By Nairobi Cratic, a 2L in the Class of 2022 at the University of Wisconsin Law School, who has worked on technology and telecommunications policy issues as a staffer in the U.S. House of Representatives.
According to New America’s 2020 Cost of Connectivity Report, the average price of internet in the United States is $68.38/month. Despite the United Nations declaring internet access a human rights issue nearly ten years ago, for millions of Americans, the internet is not affordable, accessible, or reliable, and COVID-19 has only exacerbated the already dire need for a national broadband plan.
As a second-year law student with virtual classes, I witness classmates who tether iPads to their laptops to boost spotty internet, drive to hotspots and sit in their car for class, and use the phone option to call into class, preventing them from seeing Powerpoints displayed by professors or using the chat function to ask questions. Even professors fall victim to frozen screens and poor connections, making it difficult to learn already complex legal topics.
Internet issues extend outside of the classroom and into missed internship interviews, for example, with some employers who do not consider inconsistent internet an acceptable excuse. Professors have become more flexible by not requiring cameras to be on during class and recording classroom sessions, however, there is only so much that an institution can do to support its students without affordable and reliable broadband.
Broadband plans and discussions tend to sway towards rural deployment, however, there are many in cities across the country who do not have access to affordable and reliable broadband.
In 1985, President Ronald Reagan created the Lifeline program to subsidize phone service for low-income Americans. It was expanded to include an internet subsidy in 2016. In 2017, many major telecommunications providers pulled out of the Universal Service Fund’s (a fund to increase access to telecommunications for all Americans) Lifeline program, as they planned to offer their own low-income internet service options.
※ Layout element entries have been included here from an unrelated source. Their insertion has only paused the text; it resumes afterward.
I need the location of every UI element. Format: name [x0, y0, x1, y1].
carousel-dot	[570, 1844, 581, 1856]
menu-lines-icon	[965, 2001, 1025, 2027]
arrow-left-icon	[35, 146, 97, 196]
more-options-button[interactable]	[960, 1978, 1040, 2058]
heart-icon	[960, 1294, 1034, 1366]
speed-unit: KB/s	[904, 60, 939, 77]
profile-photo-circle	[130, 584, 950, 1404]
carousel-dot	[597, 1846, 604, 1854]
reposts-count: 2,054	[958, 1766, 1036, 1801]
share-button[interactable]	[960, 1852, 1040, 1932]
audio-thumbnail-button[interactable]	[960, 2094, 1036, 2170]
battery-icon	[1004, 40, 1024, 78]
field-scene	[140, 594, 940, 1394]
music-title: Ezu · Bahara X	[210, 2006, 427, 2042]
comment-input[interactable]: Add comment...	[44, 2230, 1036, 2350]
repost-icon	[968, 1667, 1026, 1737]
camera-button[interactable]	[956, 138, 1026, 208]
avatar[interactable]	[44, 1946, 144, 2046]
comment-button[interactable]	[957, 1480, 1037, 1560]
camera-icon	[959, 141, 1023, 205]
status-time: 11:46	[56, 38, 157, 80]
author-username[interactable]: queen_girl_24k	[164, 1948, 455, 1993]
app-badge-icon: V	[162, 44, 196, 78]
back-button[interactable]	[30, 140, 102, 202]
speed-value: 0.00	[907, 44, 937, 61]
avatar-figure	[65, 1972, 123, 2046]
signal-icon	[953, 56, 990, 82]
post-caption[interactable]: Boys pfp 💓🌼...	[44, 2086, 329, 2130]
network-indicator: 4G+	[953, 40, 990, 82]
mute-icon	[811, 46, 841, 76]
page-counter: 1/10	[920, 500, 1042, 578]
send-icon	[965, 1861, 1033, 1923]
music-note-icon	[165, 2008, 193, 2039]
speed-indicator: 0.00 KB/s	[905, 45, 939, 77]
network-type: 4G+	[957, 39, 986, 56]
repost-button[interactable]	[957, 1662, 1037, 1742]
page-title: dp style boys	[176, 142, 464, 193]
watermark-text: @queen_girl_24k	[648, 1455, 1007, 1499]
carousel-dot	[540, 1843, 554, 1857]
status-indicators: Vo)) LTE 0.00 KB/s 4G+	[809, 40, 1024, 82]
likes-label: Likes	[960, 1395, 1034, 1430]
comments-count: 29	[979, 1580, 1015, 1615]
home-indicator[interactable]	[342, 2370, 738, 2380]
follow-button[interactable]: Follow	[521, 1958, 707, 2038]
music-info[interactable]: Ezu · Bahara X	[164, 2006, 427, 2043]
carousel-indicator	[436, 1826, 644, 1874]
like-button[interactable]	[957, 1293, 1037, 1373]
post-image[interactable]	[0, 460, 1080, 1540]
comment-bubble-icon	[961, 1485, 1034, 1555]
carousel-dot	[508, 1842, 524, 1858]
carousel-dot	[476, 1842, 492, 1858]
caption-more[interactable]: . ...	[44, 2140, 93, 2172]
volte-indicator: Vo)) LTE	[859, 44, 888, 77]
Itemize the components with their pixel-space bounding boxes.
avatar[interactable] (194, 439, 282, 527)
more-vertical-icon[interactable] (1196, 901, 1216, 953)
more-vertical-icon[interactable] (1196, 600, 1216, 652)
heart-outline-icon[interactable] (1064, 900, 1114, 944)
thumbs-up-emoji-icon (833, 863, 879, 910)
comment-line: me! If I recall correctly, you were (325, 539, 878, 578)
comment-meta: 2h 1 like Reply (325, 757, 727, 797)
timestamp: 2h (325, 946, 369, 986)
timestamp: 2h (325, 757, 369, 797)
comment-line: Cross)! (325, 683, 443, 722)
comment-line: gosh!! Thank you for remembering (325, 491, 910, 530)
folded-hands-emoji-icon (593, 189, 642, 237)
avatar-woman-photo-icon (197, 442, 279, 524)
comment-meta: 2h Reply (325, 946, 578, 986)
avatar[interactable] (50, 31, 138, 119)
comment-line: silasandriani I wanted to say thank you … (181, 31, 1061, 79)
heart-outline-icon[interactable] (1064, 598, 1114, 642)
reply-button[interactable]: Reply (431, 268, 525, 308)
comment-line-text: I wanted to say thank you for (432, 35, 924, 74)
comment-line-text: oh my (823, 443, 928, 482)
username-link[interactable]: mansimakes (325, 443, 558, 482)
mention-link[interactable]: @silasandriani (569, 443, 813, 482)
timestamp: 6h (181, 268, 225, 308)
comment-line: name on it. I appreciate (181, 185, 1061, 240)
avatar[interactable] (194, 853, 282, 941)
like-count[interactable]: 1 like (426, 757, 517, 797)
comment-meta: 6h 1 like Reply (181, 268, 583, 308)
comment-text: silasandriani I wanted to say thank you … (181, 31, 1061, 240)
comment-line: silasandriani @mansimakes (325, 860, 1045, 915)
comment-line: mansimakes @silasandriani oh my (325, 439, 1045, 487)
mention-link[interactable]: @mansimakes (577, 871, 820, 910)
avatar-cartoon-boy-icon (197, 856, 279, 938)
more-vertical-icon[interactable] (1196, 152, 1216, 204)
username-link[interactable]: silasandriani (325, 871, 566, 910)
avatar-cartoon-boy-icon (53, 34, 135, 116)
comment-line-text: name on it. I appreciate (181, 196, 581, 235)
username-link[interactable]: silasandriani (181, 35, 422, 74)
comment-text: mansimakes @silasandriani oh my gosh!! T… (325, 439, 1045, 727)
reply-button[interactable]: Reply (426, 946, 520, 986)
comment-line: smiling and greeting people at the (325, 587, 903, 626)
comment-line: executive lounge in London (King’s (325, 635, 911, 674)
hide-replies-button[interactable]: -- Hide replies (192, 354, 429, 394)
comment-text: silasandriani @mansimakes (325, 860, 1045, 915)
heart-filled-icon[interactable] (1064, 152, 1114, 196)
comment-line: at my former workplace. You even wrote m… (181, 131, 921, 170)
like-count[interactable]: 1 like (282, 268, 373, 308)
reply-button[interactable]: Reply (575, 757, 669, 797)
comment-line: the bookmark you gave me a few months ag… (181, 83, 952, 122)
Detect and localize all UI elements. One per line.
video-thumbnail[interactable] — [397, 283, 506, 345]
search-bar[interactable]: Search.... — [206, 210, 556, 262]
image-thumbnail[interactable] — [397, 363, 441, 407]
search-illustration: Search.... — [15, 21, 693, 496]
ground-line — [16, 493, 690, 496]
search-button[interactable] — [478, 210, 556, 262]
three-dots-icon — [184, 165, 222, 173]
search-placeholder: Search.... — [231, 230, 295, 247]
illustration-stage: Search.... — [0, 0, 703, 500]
Students like me, who participate in Medicaid, also qualify for the Lifeline subsidy. However, the eleven companies which offer Lifeline in Madison, Wisconsin, do not offer broadband, leaving us to search for other options.
AT&T is one of the companies that left the Lifeline program to create AT&T’s Access program. To qualify for AT&T’s Access program, you must be a participant in the Supplemental Nutrition Assistance Program (SNAP). Due to COVID, the Access program expanded its eligibility requirements through the end of 2020. Qualification is based on income (135% of the federal poverty level – same as the Lifeline program), the National School Lunch Program or Head Start.
My school recommended that I sign up for Access. I tried, but since I do not have children, I do not qualify using the latter options. In Wisconsin, to qualify for SNAP, an applicant must work a minimum of twenty hours per week (or eighty hours a month). As a result of being childless and unable to work twenty hours a week in addition to my class schedule and internship, the Access program is not an option for me.
I also tried to sign up for Spectrum Internet Assist, a more popular telecommunications provider in the state of Wisconsin. That program requires participation in the National School Lunch Program, Community Eligibility Provision, or Supplemental Security Income (SSI), making me unqualified. Spectrum does offer sixty days free for new households with educators or students, including college students, but not graduate students.
If the United States is going to have a modern and competitive economy, it needs to be willing to support students and other subsections of the population who are disenfranchised due to the lack of internet.
At the direction of Congress, the Federal Communications Commission (FCC) released a National Broadband Plan in 2010 with an expected roll out date of 2020.The COVID-19 pandemic has exposed the many ways that we have fallen short of those goals when, in 2018, nearly 18 million Americans still did not have internet at all.
It is imperative that the next administration make broadband expansion more than a goal but a reality for the entire country. There are millions of residents, including law students, in Wisconsin and otherwise, where access to the internet is critical to our day to day lives. Yet, we do not have options that do not include affordable monthly rates, steep upfront costs, or acceptable minimum speeds. For too many of us, that means being locked out of educational, economic, and other opportunities.